Well that is what we are calling it, just arrived here 23d lots of space and vans of all types here no services but town close, super beach and sand dunes and forested. So a night here for sure. N36. 32646 W6. 15534


----------



## vindiboy (Feb 16, 2020)

More picts. Several Brits here now.


----------



## Mr and Mrs Tupcox (Feb 16, 2020)

Looks nice spot.


----------



## Moonraker 2 (Feb 16, 2020)

Look at the colour of the sky.
Stop, stop stop.


----------



## vindiboy (Feb 16, 2020)

This squat is in the POIs on my tablet but not on my phone. So I must need to update my phone POIs so how do I do that I use maps me on both tablet and phone please help this old fart numpty?.


----------



## Pauljenny (Feb 16, 2020)

Stop  this smugness, please.
Some of us might be upset by the content.
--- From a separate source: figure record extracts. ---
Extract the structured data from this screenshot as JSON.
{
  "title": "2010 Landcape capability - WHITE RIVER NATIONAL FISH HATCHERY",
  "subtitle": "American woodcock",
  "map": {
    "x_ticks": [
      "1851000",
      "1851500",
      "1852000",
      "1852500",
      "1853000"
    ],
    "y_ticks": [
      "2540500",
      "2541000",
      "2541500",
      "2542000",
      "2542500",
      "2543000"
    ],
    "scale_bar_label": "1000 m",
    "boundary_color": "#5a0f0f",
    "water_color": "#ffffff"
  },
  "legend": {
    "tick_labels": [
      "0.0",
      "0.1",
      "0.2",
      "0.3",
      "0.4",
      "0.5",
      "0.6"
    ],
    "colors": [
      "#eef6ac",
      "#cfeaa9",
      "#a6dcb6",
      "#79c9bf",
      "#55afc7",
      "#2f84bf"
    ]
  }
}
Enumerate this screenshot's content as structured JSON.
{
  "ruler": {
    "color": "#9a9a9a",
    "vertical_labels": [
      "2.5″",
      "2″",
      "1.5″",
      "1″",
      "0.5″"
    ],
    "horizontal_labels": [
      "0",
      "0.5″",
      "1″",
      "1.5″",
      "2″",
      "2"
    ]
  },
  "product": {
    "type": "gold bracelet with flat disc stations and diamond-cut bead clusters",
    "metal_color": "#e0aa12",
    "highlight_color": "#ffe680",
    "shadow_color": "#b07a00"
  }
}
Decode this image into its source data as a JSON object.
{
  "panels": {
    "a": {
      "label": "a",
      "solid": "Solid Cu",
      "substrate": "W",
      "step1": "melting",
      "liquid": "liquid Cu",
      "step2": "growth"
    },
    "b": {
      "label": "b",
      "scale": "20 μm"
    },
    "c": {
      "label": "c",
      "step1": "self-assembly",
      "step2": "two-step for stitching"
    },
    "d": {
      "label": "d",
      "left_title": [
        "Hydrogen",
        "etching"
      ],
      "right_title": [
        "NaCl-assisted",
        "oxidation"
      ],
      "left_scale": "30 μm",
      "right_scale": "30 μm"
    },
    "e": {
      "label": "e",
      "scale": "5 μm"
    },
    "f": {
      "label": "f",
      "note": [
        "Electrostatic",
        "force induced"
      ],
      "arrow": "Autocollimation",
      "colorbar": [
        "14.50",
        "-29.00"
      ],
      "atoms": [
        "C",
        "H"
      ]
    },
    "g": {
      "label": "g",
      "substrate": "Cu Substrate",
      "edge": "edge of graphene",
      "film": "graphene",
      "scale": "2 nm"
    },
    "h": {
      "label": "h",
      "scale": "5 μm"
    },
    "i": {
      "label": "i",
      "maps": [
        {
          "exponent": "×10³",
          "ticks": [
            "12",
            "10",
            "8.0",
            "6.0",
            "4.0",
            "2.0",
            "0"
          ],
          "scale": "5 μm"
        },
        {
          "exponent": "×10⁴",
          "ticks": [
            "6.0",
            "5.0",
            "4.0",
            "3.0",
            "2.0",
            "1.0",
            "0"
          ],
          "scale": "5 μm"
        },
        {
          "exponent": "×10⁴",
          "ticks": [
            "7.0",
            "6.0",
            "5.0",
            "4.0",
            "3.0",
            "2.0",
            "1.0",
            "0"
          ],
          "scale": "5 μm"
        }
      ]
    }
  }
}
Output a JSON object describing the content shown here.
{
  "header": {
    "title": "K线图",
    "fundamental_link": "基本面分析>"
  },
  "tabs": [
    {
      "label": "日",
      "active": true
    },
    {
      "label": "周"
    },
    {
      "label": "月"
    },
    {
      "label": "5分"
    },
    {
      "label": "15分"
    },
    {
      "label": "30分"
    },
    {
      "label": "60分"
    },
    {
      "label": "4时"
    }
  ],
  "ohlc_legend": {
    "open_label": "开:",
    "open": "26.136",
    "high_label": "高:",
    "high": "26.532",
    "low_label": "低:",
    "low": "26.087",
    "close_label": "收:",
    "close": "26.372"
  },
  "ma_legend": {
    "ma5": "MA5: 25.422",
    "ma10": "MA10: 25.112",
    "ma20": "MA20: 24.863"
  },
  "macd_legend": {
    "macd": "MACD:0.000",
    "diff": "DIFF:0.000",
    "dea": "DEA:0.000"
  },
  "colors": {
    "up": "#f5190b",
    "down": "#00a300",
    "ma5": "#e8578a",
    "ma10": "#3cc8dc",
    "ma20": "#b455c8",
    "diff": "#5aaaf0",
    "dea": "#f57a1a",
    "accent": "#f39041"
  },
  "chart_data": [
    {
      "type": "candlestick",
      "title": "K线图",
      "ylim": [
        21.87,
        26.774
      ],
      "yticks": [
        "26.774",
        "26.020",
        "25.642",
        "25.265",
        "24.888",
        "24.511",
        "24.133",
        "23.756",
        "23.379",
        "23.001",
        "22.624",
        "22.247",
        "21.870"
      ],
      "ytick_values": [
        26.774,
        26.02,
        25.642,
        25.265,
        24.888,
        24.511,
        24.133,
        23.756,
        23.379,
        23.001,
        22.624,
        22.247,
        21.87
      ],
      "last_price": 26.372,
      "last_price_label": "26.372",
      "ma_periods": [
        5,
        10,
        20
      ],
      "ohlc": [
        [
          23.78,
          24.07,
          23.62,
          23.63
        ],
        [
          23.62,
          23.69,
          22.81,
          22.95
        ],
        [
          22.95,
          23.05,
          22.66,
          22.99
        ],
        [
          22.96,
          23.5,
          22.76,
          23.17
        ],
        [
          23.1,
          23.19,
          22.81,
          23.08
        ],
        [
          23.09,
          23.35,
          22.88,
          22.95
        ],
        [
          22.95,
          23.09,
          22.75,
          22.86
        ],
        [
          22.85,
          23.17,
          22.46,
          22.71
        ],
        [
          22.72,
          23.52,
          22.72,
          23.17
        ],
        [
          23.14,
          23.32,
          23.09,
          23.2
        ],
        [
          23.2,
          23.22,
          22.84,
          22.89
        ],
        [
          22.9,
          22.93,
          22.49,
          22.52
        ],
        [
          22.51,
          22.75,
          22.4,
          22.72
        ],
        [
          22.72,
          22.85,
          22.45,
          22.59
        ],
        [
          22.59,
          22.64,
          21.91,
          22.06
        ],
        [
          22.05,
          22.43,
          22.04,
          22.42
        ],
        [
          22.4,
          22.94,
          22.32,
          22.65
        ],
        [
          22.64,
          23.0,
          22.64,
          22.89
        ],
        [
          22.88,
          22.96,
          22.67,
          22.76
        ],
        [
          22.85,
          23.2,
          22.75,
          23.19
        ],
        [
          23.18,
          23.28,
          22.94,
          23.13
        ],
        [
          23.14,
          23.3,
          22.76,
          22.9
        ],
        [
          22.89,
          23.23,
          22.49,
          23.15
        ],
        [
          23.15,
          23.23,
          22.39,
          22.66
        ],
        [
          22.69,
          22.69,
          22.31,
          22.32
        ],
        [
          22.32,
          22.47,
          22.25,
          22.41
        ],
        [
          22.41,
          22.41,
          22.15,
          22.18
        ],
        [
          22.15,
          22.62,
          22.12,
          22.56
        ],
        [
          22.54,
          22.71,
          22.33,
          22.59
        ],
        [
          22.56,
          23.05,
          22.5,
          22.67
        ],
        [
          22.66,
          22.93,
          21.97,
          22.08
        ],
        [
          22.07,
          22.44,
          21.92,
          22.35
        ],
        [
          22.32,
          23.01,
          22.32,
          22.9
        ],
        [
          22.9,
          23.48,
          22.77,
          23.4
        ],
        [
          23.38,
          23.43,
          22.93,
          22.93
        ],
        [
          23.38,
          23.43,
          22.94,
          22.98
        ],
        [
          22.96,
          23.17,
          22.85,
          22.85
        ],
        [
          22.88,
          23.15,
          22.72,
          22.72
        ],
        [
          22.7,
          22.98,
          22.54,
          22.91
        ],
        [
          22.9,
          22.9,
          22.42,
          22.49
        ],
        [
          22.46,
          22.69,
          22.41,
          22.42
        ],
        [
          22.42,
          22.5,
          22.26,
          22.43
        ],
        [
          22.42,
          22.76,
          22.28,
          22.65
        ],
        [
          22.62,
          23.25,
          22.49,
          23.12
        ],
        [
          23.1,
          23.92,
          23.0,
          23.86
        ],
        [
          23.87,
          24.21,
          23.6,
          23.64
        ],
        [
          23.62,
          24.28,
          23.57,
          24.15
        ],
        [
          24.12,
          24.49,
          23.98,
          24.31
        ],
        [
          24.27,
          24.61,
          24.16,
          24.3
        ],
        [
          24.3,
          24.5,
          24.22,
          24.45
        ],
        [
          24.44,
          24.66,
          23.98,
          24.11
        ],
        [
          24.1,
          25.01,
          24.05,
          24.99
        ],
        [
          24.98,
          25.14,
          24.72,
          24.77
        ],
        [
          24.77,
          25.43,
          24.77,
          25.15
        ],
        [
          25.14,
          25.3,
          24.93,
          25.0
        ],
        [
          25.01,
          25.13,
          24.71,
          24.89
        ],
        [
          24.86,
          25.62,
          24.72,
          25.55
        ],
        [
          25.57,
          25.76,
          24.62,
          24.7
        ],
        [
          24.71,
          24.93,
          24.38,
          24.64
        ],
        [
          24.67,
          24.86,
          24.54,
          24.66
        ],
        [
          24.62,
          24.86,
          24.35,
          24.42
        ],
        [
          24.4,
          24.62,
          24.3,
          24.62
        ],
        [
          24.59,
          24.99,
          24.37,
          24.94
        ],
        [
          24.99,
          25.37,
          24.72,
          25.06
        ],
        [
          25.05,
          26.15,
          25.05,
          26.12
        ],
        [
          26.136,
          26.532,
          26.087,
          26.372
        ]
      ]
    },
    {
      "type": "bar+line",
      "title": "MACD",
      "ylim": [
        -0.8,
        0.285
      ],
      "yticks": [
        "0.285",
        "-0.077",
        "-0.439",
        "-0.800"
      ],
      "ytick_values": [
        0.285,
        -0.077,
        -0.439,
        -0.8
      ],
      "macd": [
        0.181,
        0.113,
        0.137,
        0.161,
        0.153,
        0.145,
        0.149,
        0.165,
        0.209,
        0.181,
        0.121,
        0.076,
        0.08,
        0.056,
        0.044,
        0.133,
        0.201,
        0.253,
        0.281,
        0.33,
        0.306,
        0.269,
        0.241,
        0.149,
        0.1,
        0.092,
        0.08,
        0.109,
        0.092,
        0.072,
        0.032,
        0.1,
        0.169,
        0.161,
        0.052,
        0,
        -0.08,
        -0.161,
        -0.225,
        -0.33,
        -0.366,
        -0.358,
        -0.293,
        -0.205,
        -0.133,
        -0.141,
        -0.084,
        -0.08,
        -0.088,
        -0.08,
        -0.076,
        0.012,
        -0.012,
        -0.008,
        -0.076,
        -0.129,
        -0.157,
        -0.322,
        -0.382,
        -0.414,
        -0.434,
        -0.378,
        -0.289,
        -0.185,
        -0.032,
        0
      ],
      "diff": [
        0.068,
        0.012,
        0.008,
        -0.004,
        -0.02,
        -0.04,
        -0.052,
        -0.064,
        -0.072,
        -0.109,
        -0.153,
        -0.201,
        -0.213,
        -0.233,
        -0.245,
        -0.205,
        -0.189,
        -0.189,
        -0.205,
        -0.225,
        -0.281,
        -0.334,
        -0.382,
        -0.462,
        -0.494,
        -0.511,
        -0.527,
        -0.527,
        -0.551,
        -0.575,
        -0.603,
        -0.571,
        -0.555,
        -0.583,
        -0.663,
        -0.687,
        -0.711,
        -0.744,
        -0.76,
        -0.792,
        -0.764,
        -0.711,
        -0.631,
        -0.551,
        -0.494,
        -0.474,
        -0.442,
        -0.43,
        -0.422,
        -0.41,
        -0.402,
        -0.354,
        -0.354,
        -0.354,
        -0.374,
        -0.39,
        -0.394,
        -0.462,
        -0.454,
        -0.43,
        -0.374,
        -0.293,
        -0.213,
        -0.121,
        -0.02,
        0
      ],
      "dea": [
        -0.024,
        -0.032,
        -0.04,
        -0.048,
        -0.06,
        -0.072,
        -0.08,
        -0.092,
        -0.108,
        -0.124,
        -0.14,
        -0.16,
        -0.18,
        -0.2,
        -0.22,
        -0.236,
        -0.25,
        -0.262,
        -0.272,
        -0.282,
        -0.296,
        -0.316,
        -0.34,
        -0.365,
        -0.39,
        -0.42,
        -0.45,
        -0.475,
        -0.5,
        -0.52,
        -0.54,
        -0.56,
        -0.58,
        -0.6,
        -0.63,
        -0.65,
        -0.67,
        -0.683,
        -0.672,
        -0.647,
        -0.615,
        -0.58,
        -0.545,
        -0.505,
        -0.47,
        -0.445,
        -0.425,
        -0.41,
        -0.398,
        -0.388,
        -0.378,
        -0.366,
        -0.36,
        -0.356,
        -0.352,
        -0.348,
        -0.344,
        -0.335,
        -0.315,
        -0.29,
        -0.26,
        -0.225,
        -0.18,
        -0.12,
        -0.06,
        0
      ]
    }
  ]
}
This could give us ishyoos..
Then we could sue you.

Try to be more diversive please.
Some of us are unable to be as happy as you are.
We will have to demand  compensation .
Just saying....


----------



## vindiboy (Feb 16, 2020)

Pauljenny said:


> Stop  this smugness, please.
> Some of us might be upset by the content.
> 
> This could give us ishyoos..
> ...


Wish I knew what you are talking about, please elaborate PM?


----------



## Pauljenny (Feb 16, 2020)

Just taking the p 
Vindi..
In this day and age, you must be careful not to offend anyone who can afford a lawyer ...
You must know that I try as hard as  one can not to be smug..
But it's Soooo hard...
Enjoy your travels and keep on making us jealous.


----------